At 66 years old, Deborah Norville has this physical status:
Deborah Anne Norville (born August 8, 1958) is an American television journalist and businesswoman.
Norville is the anchor of Inside Edition, a syndicated television news newspaper, a position she has held since March 1995.
She is a member of the Viacom Corporation's board of directors.
Premier Yarns' Deborah Norville Collection) is available in the UK and Ireland.
She served as an anchor and reporter for CBS News and as a co-host of Today on NBC.
Thank You Power, by Barbara Regan, was a New York Times best-seller.
Early life
Norville was born in Dalton, Georgia, and was named after the artist. She won her town's local Junior Miss competition, a beauty competition for high school senior girls, and competed in the 1976 America's Junior Miss pageant.
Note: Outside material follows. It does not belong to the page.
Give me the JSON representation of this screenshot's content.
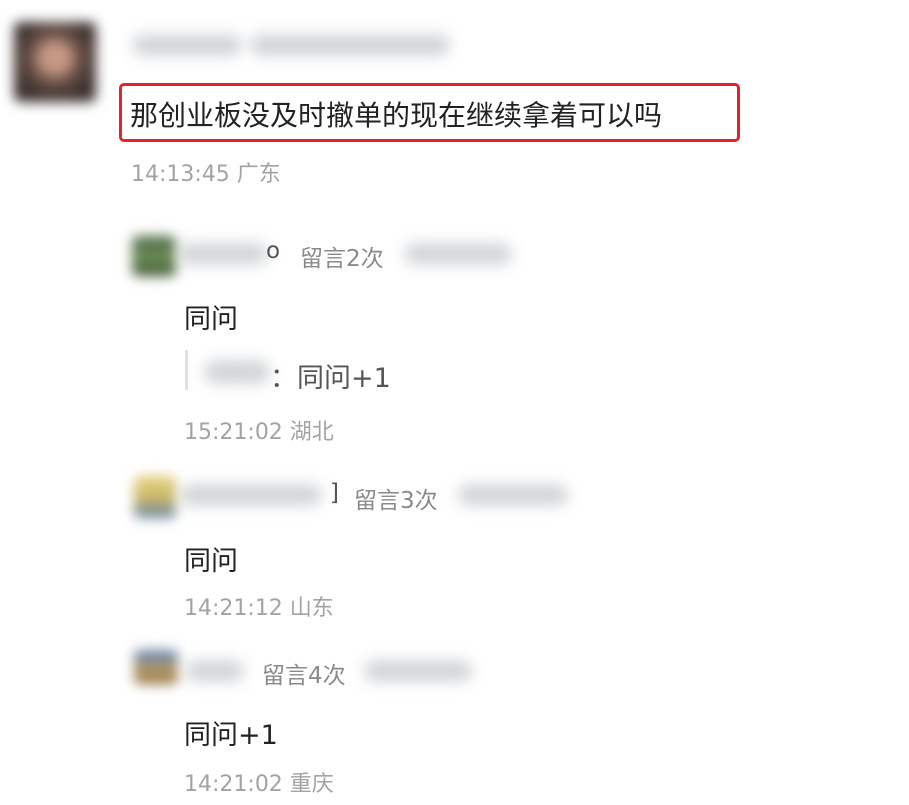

She did not win, but she cites the CBS Television production team's behind-the-scenes work as encouraging her to shift her focus from law to television journalism. She hosted the 1999 America's Junior Miss competition.
Norville is a graduate of the University of Georgia. She graduated with a 4.0 average in three years of receiving her Bachelor of Journalism and Mass Communication from the University's Grady College of Journalism and Mass Communication. She was named a First Honor Graduate and was elected to Phi Beta Kappa. She served on the University's Student Judiciary's Main Court and was a member of Delta Delta Delta Delta Sorority during her studies.
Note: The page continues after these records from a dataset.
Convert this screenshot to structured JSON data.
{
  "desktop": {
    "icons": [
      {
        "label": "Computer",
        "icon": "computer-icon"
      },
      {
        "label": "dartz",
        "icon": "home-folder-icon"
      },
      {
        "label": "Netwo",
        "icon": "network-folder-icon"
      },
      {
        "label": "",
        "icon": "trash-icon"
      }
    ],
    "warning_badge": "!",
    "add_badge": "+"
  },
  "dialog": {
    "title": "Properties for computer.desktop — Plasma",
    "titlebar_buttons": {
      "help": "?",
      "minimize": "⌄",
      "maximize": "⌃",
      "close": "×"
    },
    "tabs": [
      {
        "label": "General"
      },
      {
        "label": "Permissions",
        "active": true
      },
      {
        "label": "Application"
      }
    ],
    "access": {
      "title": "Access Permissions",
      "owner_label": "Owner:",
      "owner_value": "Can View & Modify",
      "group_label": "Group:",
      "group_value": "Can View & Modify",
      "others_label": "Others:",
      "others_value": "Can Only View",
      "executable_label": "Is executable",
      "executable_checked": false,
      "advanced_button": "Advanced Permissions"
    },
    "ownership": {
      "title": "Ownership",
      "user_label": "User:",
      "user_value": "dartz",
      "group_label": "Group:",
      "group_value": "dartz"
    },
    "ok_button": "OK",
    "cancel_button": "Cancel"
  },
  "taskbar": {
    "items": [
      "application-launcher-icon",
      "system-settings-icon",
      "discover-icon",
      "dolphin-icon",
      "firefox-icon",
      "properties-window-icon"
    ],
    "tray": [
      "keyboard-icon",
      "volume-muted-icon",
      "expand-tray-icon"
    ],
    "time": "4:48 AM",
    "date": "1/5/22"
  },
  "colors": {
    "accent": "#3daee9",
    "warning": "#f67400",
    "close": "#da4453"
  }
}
Norville began her television career as a student. She obtained her internship at Georgia Public Television, where she worked on The Lawmakers, a nightly program covering the Georgia General Assembly. She was first noticed by an executive of WAGA-TV in Atlanta, who gave her a summer internship. "They were short on reporters the third day, and they asked me to cover a news article," Norville recalled. She appeared on the six o'clock news on the evening and was later offered a weekend reporting job during her senior year in college. In an interview with Larry B. Dendy for the Georgia Alumni Record (February 1990): "I'd leave the university and drive to Atlanta, but then I slept in my car in the parking lot." I worked Saturday and Sunday; after the 11:00 p.m. show, I'd drive back and go to class Monday morning." She conducted a live interview with President Jimmy Carter in January 1979.
Since graduating and was named as a weekend anchor in October 1979, Norville joined WAGA-TV as a full-time reporter. She was hired as a reporter and later an anchor by WMAQ-TV, Chicago's NBC-owned television station. In the 1986 film Running Scared starring Gregory Hines and Billy Crystal, a glimpse of Norville on a billboard during her time at WMAQ-TV can be seen in the background. Mayor Harold Washington announced "Deborah Norville Week" in Chicago in 1986, when it was announced that Norville would be joining NBC News in New York.
Personal life
In 1987, Norville married Swedish businessman Karl Wellner; the couple has three children, Niki (b). Kyle (b. 1991) Kyle (b.) Mikaela (b. 1995) and Mikaela (b. (1998).
Norville revealed on April 1, 2019 that she would have surgery to remove a cancerous thyroid nodule. After a viewer noticed a lump on Norville's neck, the cancer was diagnosed.